DeeAD: Dynamic Early Exit of Vision-Language Action for Efficient Autonomous Driving
Haibo HU, Lianming Huang, Nan Guan, Chun Jason Xue
TL;DR
DeeAD tackles the latency of Vision-Language-Action autonomous driving by introducing a training-free, action-guided early-exit mechanism. It uses an Early Exit Action Head to generate intermediate trajectories, a Dissimilarity Estimator to compare them against a lightweight navigation prior, and a Multi-Hop Exit Controller to adaptively skip layers; exit is triggered when Dis^{(l)}<\delta, with default $\delta=1.0$ m.
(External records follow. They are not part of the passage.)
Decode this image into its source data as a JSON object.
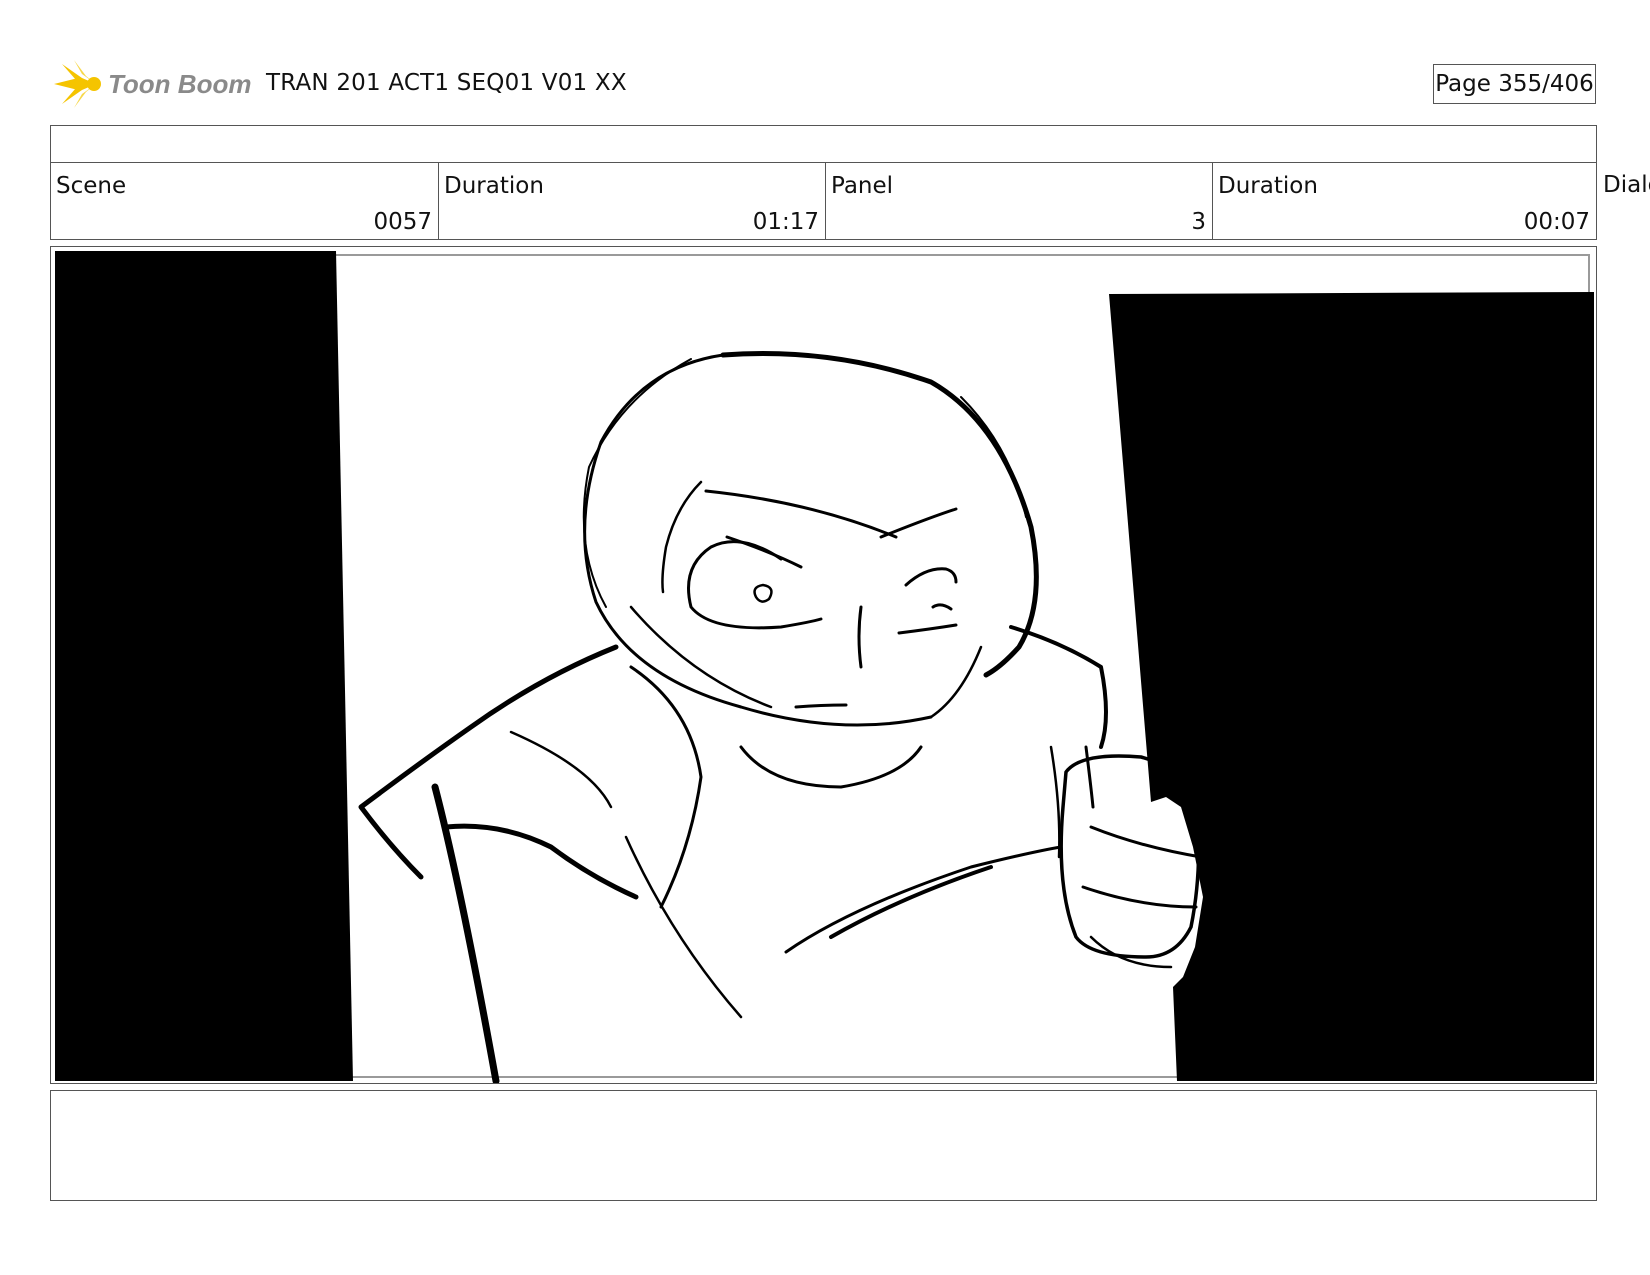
{
  "header": {
    "logo_text": "Toon Boom",
    "document_title": "TRAN 201 ACT1 SEQ01 V01 XX",
    "page_indicator": "Page 355/406"
  },
  "info": {
    "scene_label": "Scene",
    "scene_value": "0057",
    "scene_duration_label": "Duration",
    "scene_duration_value": "01:17",
    "panel_label": "Panel",
    "panel_value": "3",
    "panel_duration_label": "Duration",
    "panel_duration_value": "00:07",
    "overflow_label": "Dialo"
  },
  "colors": {
    "logo_yellow": "#f5c400",
    "logo_text": "#8a8a8a",
    "ink": "#000000",
    "border": "#555555"
  }
}
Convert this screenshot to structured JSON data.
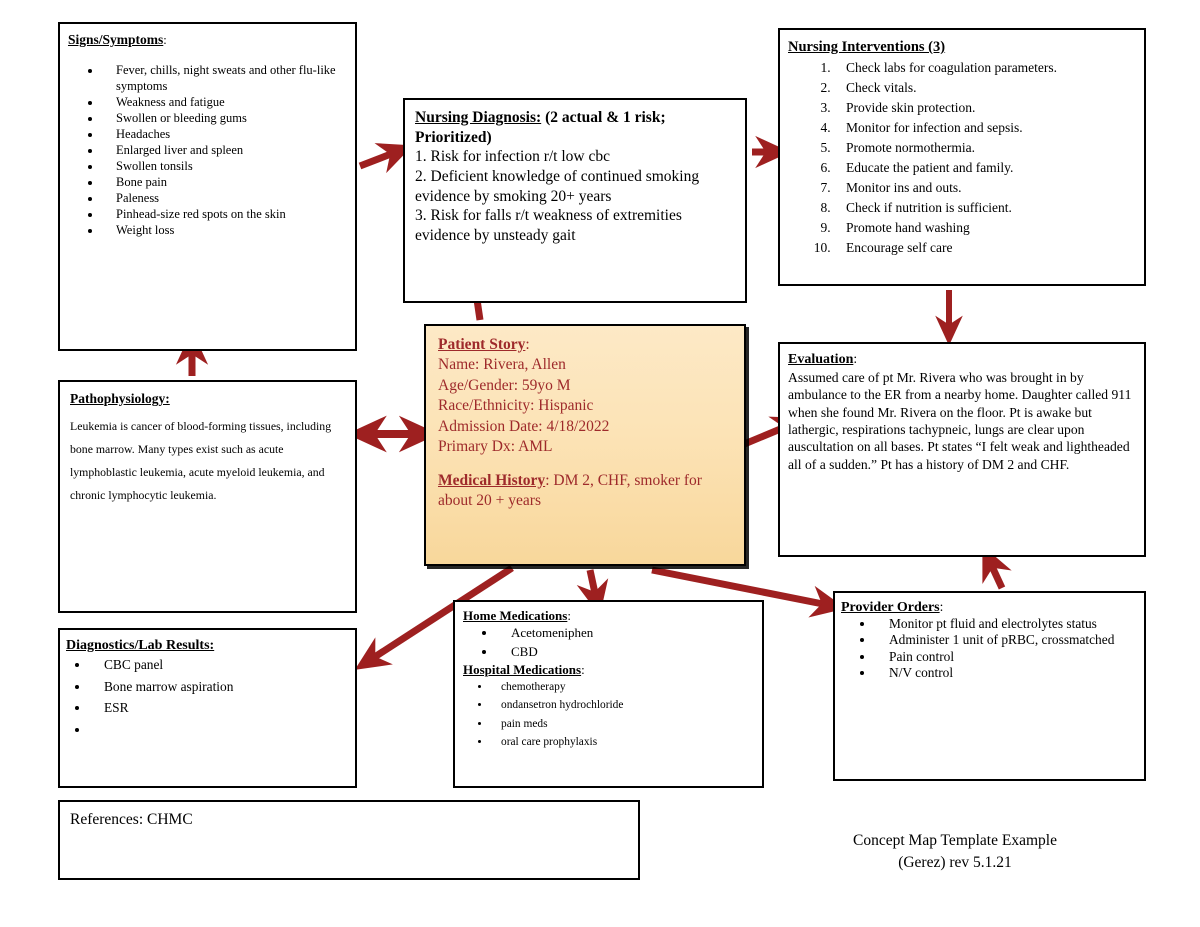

Implemented on ORION and evaluated on Bench2Drive, DeeAD achieves up to $28\%$ transformer-layer sparsity and around $29\%$ latency reduction while preserving planning quality and safety; strict tolerances yield safer but less sparse exits, whereas looser tolerances boost sparsity at modest cost to accuracy. Overall, DeeAD enables real-time deployment of VLA planning by grounding early exits in physical feasibility rather than confidence, with minimal runtime overhead.
Abstract
Vision-Language Action (VLA) models unify perception, reasoning, and trajectory generation for autonomous driving, but suffer from significant inference latency due to deep transformer stacks. We present DeeAD, a training-free, action-guided early-exit framework that accelerates VLA planning by evaluating the physical feasibility of intermediate trajectories. Instead of relying on confidence scores, DeeAD terminates inference when predicted trajectories align with lightweight planning priors (e.g., Navigation or Low-precision Planning) within a tolerable deviation (<2m). To improve efficiency, we introduce a multi-hop controller that adaptively skips redundant layers based on the change rate of scores. DeeAD integrates into existing VLA models, such as ORION, without requiring retraining. Experiments on the Bench2Drive benchmark demonstrate up to 28% transformer-layer sparsity and 29% latency reduction, while preserving planning quality and safety.